La Corte decide la impugnación formulada contra el fallo proferido el 19 de enero de dos mil quince por la Sala de Decisión Civil – Familia del Tribunal Superior del Distrito Judicial de Bucaramanga, en la acción de tutela promovida por María Teresa Medina contra la Comisión Nacional del Servicio Civil.
I. ANTECEDENTES
A. La pretensión
La accionante solicitó el amparo de sus derechos fundamentales al trabajo, igualdad, petición y vida digna, que considera vulnerados por las entidades accionadas al no atender favorablemente su solicitud de nombramiento para ocupar el cargo de auxiliar administrativo código 407, grado 7 número OPEC 47596, prueba 139, que fue declarado desierto en el departamento de Santander.
En consecuencia, pretende que se ordene a la accionada que la nombre en el referido cargo «o en uno igual o de mejores condiciones» (fl. 14).
B. Los hechos
1. Por resolución número 3850 del 8 de noviembre de 2012, la Comisión Nacional del Servicio Civil (CNSC) conformó la lista de elegibles para proveer la vacante en un cargo de auxiliar administrativo código 407, grado 16 número OPEC 29742, ocupando la accionante el tercer puesto.
2. El 8 de septiembre de 2014, la actora, aduciendo hacer parte de la lista de elegibles, formuló derecho de petición ante el Departamento Administrativo de Fortalecimiento Institucional de Armenia, solicitando «dar trámite de utilización» de dicho listado.
3. El 9 de septiembre de 2014, en igual sentido la tutelante presentó derecho de petición ante la Gobernación del Atlántico.
4. En la misma fecha (9 de septiembre de 2014), la reclamante pidió ante la CNSC que se oficiara a la segunda de la lista de elegibles contenida en la referida resolución «para que renuncie al derecho que ostenta», con el fin de que le permitiera a ella ocupar un cargo.
5. El 12 de septiembre de 2014, el Departamento Administrativo de Fortalecimiento Institucional del municipio de Armenia, le respondió a la accionante que ese «ente territorial no ha adelantado concurso alguno, ante la Comisión Nacional del Servicio Civil, razón por la cual no existe lista de elegibles y en consecuencia no se accede a su solicitud», además, le indica que la misma sería remitida a la CNSC.

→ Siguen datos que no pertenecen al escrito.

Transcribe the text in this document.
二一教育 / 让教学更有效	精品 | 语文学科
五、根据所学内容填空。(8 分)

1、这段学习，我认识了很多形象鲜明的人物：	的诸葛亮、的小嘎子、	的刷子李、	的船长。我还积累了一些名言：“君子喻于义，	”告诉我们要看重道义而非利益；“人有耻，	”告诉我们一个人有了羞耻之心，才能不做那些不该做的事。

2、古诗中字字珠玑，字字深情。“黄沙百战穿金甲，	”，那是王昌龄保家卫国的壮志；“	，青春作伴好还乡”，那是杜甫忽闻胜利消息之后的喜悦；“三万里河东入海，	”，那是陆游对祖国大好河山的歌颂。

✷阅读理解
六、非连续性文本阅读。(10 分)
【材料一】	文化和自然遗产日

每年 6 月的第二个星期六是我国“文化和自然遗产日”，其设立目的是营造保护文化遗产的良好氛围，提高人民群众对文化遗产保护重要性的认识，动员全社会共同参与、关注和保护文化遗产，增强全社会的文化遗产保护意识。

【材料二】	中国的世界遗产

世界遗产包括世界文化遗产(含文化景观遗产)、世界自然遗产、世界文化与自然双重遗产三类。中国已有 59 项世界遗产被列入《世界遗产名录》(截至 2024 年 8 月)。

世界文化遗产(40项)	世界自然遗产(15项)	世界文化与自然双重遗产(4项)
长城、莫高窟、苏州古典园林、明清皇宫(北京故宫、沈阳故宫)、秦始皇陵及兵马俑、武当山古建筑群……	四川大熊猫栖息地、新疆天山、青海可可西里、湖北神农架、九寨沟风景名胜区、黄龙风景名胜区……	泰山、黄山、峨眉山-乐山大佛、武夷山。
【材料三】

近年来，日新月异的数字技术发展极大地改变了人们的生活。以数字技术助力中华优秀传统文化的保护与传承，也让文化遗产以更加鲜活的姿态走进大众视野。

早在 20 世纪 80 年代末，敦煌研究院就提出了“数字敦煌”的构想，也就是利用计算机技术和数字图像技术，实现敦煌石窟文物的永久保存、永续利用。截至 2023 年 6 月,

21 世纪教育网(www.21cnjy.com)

6. El 16 de septiembre de 2014, la CNSC dio respuesta a la actora, manifestándole que esa entidad se encontraba «realizando el estudio técnico para proveer los empleos declarados desiertos de la Convocatoria 001 de 2005» por lo que en caso de que ella contara «con el primer derecho de elegibilidad, para alguno de los empleos que fueron declarados desiertos», sería oportunamente informada, así mismo, que no se podía «solicitar a ningún aspirante su retiro del Banco Nacional de Elegibles, pues esta es una decisión libre y espontánea del elegible».
7. Ese mismo día (16 de septiembre de 2014), la actora pidió a la CNSC que la nombrara «en el cargo de auxiliar administrativo, código 407, grado 7, número de OPEC 47596, prueba 139», convocado para el departamento de Santander, que había sido declarado desierto por esa entidad mediante resolución 454 de 2013, aduciendo tener las mismas funciones al que se presentó, e igualmente requirió una vez más que se oficiara a la que se encontraba en el segundo puesto de la lista de elegibles para que renunciara a sus derechos.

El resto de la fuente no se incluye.